Interpretive Summary: Next-generating sequencing can be used to generate low-cost DNA markers for use in plant breeding. This approach of using sequencing to generate markers can be used even on species with complex genomes such as wheat. When using next-generation sequencing to generate DNA markers, missing data is common and marker data points must be imputed (estimated) prior to generating genetic models to predict yield and agronomic performance. In contrast to maize or rice, for example, wheat along with many other important crop species does not yet have a ‘reference genome sequence’. The reference genome sequence enables ordering of the DNA markers and simplifies the process of imputing missing data points. To address this issue of imputing missing data points in wheat and other ‘non-model’ species, we explored imputation algorithms for unordered DNA markers. We used data from barley, maize and wheat and tested the imputation accuracy of four different algorithms including k-nearest neighbors, singular value decomposition, random forest regression, and expectation maximization. We found that the random forest algorithm consistently produced the most accurate imputation results. Based on this study, suitable algorithms such as random forest can be used to impute missing data in datasets of unordered DNA markers. The imputed datasets can be used to generate genomic selection models with good accuracy in predicting yield and agronomic performance.
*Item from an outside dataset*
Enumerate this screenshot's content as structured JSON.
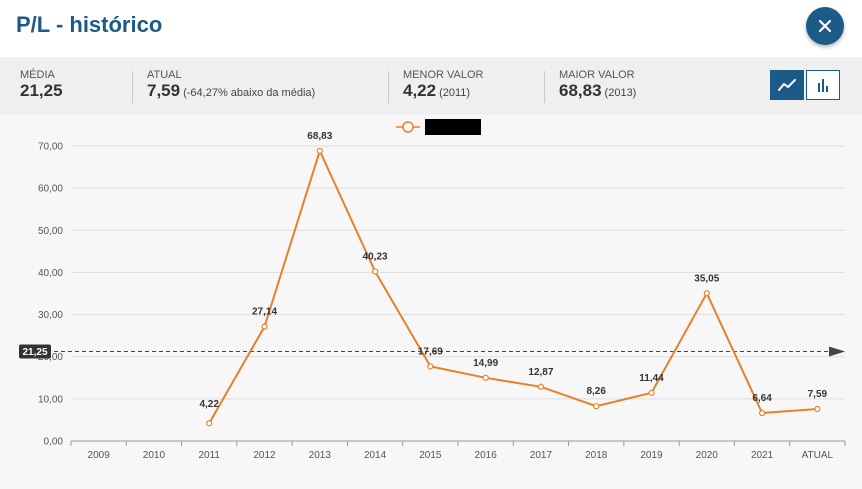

Technical Abstract: Genomic selection, a breeding method that promises to accelerate rates of genetic gain, requires dense, genome-wide marker data. Sequence-based genotyping methods can generate de novo large numbers of markers. However, without a reference genome, these markers are unordered and typically have a large proportion of missing data. Because marker imputation algorithms were developed for species with a reference genome, algorithms suited for unordered markers have not been rigorously evaluated. Using four empirical datasets, we evaluate and characterize four such imputation methods including k-nearest neighbors, singular value decomposition, random forest regression, and expectation maximization imputation in terms of their imputation accuracies and the factors affecting accuracy. The effect of imputation method on the genomic selection accuracy is assessed in comparison with mean imputation. The effect of excluding markers with a large proportion of missing data on the genomic selection accuracy is also examined. Our results show that imputation of unordered markers can be accurate especially when linkage disequilibrium between markers is high, and genotyped individuals are related. Of the methods evaluated, random forest regression imputation produced superior accuracy. In comparison with mean imputation, all four imputation methods we evaluated led to higher genomic selection accuracies when the level of missing data was high. Including rather than excluding markers with a large proportion of missing data nearly always led to greater GS accuracies. We conclude high levels of missing data in dense marker sets is not a major obstacle for genomic selection, even when marker order is not known.